Editors want to understand your needs, accurately and comprehensively, so you won’t be disappointed by receiving something different from what you were anticipating. When you submit your text for editing, let your editor know exactly what you are looking for. For example:

  1. Tell us who your intended readership is. Make sure we know who will be reading the final text. Are you writing to a recruitment panel to apply for a job? Are you posting a new blog on your company website? Are your readers children whose language level may be lower than the average adult’s? Are you writing an academic thesis which calls for accurate citations? Are you writing a brochure describing holiday homes for rent? All these situations require a different kind of language. Your Wordy editor will better understand what changes are required if they can picture who will be reading the final product.
  2. Tell us if your text has been translated from another language and you want the editor to be extra careful that the edited version sounds natural and idiomatic. English may be a global language, but there are all sorts of interesting variations in terms of spelling, punctuation, word choice and formatting conventions. Your editor will be aware of these nuances and will apply the correct style accordingly – as long as you tell them you need this.
  3. Tell your editor if you need your text to conform with the writing style practices of your company, organisation or institution. Some organisations have idiosyncratic preferences, and it’s important to follow these when consistency is required. If your organisation has a house style guide, please attach it together with your text, so that your editor can refer to it as they work on your document.
  4. Tell us if there is a specific word count you need to stick to. This will indicate to your editor how much or how little they should stretch or condense the text. Note, though, that if the document needs a lot of cutting, you will need to select the “rewrite” option. Often, reducing a word count is not merely a matter of deleting the occasional sentence; it can involve substantial tweaking of what is retained. Also note that creating content is outside the Wordy editor’s scope. Please don’t supply a 600-word list of bullet points and expect that your editor will transform it into smooth, flowing prose of 1,200 words in perfect paragraphs. If you submit a list of bullet points, you will get a list of bullet points back (although they will be spelled and punctuated correctly).
  5. Tell us if you are under a tight deadline. You can request the “express” option, but note that the delivery time you will be given is an estimate only. Although almost every job is returned within that time, it is not guaranteed. (Delays can be due to work surges, or the specialist editor you need not being available immediately, etc.) However, we will always work hard to get jobs back to you in an impressively quick turnaround time, especially when there is any urgency. And when you say you need something back “by 4pm tomorrow”, make sure you tell your editor what time zone you are referring to, or what part of which country you are in! (It may already be “4pm tomorrow” in their part of the world.)

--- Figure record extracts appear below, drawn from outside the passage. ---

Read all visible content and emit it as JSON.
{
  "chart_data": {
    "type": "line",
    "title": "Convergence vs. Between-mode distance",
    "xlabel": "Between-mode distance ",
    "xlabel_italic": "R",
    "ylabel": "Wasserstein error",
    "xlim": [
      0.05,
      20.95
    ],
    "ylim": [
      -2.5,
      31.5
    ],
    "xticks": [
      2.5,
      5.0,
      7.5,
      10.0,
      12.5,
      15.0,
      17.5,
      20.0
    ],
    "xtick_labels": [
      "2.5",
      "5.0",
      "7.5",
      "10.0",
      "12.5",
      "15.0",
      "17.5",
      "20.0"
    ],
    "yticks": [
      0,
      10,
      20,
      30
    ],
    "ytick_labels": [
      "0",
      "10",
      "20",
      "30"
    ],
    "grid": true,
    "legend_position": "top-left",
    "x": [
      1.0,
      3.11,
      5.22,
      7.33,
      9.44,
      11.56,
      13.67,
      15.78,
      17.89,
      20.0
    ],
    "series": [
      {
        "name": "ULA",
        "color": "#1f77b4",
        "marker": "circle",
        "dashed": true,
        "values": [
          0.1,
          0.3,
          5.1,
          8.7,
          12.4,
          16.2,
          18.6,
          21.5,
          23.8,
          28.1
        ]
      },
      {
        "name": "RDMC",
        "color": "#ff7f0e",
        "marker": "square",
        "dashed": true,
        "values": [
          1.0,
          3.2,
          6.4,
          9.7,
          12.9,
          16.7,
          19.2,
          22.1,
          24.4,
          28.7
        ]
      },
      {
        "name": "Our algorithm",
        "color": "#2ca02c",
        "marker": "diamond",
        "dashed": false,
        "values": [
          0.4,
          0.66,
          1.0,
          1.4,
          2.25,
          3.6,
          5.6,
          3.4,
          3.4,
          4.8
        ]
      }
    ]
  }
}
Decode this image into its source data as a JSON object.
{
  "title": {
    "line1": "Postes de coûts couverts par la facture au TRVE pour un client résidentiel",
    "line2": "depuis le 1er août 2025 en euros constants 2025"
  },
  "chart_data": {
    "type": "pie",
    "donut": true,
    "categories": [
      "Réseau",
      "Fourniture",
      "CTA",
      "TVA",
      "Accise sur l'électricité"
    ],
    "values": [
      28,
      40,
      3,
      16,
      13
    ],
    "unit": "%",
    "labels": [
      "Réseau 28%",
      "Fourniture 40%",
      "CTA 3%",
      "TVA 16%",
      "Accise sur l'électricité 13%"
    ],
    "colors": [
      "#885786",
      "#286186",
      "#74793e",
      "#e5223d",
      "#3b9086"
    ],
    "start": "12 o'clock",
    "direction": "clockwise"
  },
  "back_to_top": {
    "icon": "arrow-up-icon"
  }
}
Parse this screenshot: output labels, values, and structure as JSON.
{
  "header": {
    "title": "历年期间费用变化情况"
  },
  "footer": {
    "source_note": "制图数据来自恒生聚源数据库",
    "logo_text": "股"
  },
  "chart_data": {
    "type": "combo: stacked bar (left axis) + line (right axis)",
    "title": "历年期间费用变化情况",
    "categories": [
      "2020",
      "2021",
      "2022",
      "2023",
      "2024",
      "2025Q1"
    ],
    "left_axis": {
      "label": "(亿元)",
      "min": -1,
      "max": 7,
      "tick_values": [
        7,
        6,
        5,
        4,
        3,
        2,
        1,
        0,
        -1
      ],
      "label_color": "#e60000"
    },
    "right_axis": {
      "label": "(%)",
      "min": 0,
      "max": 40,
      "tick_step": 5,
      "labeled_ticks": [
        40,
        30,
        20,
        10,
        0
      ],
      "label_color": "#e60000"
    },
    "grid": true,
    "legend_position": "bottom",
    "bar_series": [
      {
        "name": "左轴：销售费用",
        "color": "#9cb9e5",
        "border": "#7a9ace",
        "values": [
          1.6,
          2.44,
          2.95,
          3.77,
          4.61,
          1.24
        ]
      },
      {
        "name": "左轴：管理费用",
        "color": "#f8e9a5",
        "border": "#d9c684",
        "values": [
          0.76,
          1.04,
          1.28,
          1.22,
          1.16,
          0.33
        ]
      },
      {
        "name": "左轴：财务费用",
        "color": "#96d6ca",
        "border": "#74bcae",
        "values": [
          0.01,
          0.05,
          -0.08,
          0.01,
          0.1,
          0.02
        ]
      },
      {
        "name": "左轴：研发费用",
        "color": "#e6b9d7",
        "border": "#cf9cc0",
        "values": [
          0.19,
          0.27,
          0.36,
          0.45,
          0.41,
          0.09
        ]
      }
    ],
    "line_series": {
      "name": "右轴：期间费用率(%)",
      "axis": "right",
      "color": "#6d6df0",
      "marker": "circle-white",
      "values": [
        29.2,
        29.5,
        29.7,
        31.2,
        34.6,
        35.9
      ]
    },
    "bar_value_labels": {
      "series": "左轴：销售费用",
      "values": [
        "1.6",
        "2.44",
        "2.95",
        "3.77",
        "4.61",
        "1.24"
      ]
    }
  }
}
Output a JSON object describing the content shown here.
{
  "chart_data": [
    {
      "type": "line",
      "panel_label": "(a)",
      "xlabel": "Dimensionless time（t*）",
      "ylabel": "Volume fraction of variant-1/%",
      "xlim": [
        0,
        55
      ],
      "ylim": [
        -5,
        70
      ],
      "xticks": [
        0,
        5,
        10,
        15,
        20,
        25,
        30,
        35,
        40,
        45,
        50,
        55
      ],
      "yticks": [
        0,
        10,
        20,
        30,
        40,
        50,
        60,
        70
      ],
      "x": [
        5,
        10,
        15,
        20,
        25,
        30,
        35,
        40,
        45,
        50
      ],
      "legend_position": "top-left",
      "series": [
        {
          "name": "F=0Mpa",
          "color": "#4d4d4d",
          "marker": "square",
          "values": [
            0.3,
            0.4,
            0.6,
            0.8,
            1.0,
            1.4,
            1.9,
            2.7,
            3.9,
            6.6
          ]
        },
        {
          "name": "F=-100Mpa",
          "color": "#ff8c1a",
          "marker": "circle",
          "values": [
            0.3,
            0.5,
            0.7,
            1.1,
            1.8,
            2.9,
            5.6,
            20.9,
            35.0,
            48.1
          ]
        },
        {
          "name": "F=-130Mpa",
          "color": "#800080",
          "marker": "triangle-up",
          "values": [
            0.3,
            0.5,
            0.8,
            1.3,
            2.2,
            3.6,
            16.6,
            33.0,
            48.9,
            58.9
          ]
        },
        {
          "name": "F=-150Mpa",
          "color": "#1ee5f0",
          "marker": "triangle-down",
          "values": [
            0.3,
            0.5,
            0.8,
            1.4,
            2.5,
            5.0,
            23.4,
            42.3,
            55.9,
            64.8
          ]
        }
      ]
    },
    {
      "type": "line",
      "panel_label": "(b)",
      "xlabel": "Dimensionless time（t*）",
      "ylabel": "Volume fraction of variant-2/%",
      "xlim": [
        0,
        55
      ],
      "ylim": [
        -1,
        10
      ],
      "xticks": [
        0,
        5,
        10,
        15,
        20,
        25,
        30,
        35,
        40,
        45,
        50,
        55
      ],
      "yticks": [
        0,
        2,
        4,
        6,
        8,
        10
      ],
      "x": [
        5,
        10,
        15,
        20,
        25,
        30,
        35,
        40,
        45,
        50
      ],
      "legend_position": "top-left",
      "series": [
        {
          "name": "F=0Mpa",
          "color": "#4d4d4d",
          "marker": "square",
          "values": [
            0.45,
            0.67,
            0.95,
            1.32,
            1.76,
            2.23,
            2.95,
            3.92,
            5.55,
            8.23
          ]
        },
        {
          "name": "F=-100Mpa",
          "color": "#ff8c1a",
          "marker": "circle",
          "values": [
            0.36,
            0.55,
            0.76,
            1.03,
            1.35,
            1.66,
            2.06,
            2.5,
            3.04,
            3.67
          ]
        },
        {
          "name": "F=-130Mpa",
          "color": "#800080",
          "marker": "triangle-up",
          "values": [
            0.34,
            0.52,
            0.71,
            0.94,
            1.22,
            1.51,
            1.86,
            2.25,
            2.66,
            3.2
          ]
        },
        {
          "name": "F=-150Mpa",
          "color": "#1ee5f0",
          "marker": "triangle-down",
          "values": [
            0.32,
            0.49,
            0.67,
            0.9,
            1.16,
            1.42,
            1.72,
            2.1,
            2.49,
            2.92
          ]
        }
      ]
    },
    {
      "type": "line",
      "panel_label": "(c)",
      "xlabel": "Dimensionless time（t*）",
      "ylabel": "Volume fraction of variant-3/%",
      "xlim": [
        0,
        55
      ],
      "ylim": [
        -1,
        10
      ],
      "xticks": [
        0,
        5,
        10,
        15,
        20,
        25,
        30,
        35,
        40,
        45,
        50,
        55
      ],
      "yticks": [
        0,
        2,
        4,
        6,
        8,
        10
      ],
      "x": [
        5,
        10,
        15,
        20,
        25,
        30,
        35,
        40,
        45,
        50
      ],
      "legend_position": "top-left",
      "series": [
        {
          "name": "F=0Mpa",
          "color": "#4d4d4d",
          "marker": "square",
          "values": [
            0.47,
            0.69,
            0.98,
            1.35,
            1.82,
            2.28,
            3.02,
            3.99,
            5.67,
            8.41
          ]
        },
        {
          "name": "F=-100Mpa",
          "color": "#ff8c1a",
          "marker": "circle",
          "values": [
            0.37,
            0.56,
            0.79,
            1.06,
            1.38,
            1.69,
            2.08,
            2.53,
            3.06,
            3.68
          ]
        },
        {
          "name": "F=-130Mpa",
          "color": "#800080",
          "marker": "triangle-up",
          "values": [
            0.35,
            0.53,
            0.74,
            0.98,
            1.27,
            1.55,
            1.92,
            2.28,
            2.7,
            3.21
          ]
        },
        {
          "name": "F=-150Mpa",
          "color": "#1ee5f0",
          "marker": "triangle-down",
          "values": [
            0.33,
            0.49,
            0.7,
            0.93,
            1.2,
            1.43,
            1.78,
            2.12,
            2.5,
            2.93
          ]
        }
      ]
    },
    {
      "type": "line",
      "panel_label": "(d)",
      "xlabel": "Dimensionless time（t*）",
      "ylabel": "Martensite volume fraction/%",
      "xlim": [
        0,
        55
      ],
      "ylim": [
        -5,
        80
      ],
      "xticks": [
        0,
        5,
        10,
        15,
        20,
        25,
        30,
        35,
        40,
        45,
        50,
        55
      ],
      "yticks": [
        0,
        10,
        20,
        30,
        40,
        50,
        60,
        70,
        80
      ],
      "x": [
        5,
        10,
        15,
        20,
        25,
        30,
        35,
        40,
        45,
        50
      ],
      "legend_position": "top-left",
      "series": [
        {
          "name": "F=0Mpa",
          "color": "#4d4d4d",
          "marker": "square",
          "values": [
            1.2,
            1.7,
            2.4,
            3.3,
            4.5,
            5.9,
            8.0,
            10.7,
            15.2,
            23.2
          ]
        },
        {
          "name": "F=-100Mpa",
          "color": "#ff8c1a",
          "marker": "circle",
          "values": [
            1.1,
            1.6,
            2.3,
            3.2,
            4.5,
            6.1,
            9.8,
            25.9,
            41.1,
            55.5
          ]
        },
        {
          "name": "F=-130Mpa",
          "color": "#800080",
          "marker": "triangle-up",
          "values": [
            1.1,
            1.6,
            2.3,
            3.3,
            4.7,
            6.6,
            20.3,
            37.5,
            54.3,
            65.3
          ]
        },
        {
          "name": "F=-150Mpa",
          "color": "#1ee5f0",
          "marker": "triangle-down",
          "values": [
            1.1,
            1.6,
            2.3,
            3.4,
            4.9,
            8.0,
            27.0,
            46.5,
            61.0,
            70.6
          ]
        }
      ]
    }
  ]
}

Once your job has been claimed, stay open to communication

It’s great to brief your editor comprehensively, but you may wish to make some last-minute changes or they may have a few questions for you. Keep your job page open, or adjust your Wordy notification settings so you know the minute any messages come through from your editor. The job page is a great way to stay in touch while your job is being completed. It’s also an easy way to send a note to your editor that you’ve received the edited work and you’re happy with what they’ve done. We love hearing good news!
Sometimes clients ask us if they can speak directly to their editor by phone, but our policy is to limit communication to written form. Remember that you and your editor may be on opposite sides of the world. Neither you nor they will do their best work if unintentionally disturbed by calls coming through at inconvenient hours.

Once your job has been returned to you, check to see what we’ve done

Our guarantee is that you will be happy with the results. On rare occasions, if there has been a miscommunication or misunderstanding, the text may not be what you expected. Let us know! First, send a message to your editor explaining what you think is wrong. The editor can make more changes and upload a new file for you. You can request up to three re-edits at no charge. If you are still unhappy with the work provided after the re-edits, you can email [email protected] to request a refund. Wordy has an established process it undertakes in cases like this. A head editor will review your document and base any decision about a refund on the number of errors and inconsistencies found in the text. This process is backed up by service and support via live chat or email when you need it.

We hope this has added to your understanding of what to expect from a professional proofreading service – and certainly what to expect from Wordy.